De Haven III also produced three (well, maybe 2 1/2) films directed by John Huston: A Walk With Love and Death (1969), starring Anjelica Huston; the spy thriller The Kremlin Letter (1970), starring Bibi Andersson and Richard Boone; and the thriller The Last Run (1971), which was completed by Richard Fleischer after De Haven had to fire Huston amid griping from star George C. Scott.

He also shepherded two neo-noir crime films directed by John Flynn: The Outfit (1974), starring Robert Duvall, and Best Seller (1987), starring James Woods and Brian Dennehy and written by Larry Cohen.

De Haven made his feature producing debut on the heist film Dead Heat on a Merry-Go-Round (1966), starring James Coburn — that also marked Harrison Ford’s big-screen debut — and after the three Huston movies had a critical hit with Robert Aldrich’s Ulzana’s Raid (1972), an revisionist Western that starred Burt Lancaster.

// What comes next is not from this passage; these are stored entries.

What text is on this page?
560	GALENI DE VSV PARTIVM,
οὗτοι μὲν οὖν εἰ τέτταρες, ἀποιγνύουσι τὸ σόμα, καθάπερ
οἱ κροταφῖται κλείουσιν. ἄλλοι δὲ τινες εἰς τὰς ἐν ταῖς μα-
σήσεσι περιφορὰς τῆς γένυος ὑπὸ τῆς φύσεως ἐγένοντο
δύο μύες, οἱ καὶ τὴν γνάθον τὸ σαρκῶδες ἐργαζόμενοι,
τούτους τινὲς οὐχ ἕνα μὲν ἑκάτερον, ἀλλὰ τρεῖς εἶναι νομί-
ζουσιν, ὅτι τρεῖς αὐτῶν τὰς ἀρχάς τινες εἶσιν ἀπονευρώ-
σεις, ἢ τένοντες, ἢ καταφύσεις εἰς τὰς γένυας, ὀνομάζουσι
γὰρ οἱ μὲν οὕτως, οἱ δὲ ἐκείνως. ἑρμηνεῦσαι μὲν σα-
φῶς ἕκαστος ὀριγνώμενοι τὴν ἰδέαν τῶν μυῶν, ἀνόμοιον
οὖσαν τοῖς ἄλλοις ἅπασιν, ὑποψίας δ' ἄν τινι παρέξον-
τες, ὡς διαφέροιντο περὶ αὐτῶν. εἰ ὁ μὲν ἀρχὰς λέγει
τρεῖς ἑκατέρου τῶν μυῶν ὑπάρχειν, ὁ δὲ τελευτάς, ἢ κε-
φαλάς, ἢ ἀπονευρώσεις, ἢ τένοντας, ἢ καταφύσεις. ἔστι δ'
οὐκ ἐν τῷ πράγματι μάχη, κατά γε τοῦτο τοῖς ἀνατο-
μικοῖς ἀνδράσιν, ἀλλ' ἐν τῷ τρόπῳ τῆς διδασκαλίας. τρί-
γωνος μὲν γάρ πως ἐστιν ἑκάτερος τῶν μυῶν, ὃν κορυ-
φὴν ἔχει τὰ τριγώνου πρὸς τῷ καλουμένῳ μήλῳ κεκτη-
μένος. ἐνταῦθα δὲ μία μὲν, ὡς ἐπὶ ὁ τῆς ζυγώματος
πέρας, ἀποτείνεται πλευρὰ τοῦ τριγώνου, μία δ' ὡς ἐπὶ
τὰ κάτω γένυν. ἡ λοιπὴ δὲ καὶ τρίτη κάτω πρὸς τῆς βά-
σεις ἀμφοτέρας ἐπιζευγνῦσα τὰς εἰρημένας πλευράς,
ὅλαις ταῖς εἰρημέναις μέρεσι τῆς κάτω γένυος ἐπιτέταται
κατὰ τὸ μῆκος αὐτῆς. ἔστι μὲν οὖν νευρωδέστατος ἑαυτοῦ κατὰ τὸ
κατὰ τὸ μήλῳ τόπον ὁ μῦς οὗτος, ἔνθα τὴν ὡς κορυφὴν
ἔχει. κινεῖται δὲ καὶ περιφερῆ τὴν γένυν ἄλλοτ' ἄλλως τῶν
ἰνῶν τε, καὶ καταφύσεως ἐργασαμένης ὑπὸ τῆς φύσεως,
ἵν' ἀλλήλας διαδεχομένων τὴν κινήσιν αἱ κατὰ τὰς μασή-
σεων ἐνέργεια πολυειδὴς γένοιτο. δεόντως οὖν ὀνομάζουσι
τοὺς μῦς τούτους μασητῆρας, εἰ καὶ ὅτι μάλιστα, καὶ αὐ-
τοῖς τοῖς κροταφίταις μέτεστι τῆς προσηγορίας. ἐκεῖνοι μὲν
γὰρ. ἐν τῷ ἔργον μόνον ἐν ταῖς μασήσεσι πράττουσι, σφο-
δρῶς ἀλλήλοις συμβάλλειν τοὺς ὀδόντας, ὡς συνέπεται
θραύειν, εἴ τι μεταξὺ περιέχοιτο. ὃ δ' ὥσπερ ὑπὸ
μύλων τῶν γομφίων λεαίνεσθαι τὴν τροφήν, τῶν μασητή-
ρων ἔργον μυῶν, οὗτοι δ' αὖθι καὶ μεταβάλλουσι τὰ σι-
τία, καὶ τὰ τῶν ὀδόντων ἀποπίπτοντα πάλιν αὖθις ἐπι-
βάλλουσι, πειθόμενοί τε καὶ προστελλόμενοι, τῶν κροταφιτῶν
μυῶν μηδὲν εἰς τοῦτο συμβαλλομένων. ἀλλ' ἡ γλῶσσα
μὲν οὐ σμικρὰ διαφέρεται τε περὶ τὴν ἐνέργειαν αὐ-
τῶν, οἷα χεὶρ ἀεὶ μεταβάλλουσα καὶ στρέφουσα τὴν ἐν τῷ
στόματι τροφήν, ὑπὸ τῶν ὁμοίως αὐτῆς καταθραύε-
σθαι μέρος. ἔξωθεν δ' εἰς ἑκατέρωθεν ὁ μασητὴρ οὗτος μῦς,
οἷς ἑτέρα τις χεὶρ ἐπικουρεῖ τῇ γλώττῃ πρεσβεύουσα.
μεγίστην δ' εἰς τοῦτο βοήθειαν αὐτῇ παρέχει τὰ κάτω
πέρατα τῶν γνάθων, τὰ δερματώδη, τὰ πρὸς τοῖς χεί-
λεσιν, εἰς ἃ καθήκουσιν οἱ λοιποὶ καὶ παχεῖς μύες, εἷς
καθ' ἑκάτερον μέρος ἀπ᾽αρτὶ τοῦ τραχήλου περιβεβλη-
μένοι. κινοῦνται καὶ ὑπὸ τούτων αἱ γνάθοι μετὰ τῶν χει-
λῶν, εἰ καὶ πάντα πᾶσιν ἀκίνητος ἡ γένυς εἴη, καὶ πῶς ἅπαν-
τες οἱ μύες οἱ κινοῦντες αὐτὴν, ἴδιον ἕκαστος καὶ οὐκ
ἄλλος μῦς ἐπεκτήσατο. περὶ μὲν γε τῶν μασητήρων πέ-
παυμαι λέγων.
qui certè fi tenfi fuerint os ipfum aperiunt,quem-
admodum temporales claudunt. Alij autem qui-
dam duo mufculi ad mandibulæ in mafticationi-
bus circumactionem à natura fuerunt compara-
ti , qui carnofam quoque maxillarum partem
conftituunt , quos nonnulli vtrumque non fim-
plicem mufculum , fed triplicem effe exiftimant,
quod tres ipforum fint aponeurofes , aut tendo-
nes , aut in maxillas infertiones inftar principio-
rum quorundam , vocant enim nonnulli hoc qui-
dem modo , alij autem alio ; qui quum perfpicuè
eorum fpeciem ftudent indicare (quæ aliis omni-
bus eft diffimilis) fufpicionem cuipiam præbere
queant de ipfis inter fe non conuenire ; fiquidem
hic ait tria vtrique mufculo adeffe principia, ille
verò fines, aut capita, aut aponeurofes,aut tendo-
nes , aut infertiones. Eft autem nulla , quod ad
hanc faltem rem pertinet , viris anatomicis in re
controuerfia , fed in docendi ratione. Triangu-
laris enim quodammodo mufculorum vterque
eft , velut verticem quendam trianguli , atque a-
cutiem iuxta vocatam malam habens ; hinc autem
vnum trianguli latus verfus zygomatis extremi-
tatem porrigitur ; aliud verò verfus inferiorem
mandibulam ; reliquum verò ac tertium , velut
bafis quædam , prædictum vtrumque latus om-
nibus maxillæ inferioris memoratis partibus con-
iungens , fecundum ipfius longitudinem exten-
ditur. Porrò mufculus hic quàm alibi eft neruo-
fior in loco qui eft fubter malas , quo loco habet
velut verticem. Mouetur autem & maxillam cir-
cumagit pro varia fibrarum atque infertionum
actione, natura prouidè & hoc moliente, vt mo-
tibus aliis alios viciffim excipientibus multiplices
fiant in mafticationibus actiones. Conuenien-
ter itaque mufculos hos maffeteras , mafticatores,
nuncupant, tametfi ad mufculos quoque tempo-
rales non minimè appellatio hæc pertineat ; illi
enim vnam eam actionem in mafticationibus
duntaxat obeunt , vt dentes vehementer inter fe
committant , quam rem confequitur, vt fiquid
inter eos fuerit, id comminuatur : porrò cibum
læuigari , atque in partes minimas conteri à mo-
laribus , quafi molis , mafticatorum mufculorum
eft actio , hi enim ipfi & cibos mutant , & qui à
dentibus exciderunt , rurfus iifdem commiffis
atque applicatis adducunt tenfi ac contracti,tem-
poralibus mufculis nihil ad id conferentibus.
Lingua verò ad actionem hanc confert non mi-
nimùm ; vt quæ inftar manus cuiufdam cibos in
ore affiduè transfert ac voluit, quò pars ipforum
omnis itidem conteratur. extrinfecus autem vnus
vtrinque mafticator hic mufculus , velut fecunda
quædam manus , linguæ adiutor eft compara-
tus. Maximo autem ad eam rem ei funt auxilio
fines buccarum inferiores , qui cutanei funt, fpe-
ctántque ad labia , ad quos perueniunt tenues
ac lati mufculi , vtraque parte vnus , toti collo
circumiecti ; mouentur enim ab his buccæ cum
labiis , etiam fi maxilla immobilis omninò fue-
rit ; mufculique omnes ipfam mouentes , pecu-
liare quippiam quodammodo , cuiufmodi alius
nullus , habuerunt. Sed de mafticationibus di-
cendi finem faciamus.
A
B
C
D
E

He found his biggest success with the David Anspaugh-directed Hoosiers (1986), starring Gene Hackman as Hickory High School basketball coach Norman Dale, who takes his small-town, underdog team all the way to the Indiana state championship.

Hoosiers ranks among the most beloved sports film ever made, with THR placing it No. 17 on a list it published in August.

“This is a gloriously earnest celebration of the overlooked human spirit — and a weaponized 105-minute countdown to a final five minutes guaranteed to make you cheer and cry,” THR wrote. “It works beautifully no matter how many times you’ve seen it or how many imitators you’ve sat through.”

An only child, Carter De Haven was born in Los Angeles on Feb. 16, 1932. His grandparents, the first Carter De Haven (real name Francis O’Callaghan) and Flora Parker, were vaudeville stars who received top billing as “Mr. and Mrs. Carter De Haven” in silent film comedies including Twin Beds (1920) and The Panic’s On (1923). Later, his granddad worked with Charlie Chaplin as assistant director on Modern Times (1936) and as assistant producer on The Great Dictator (1940).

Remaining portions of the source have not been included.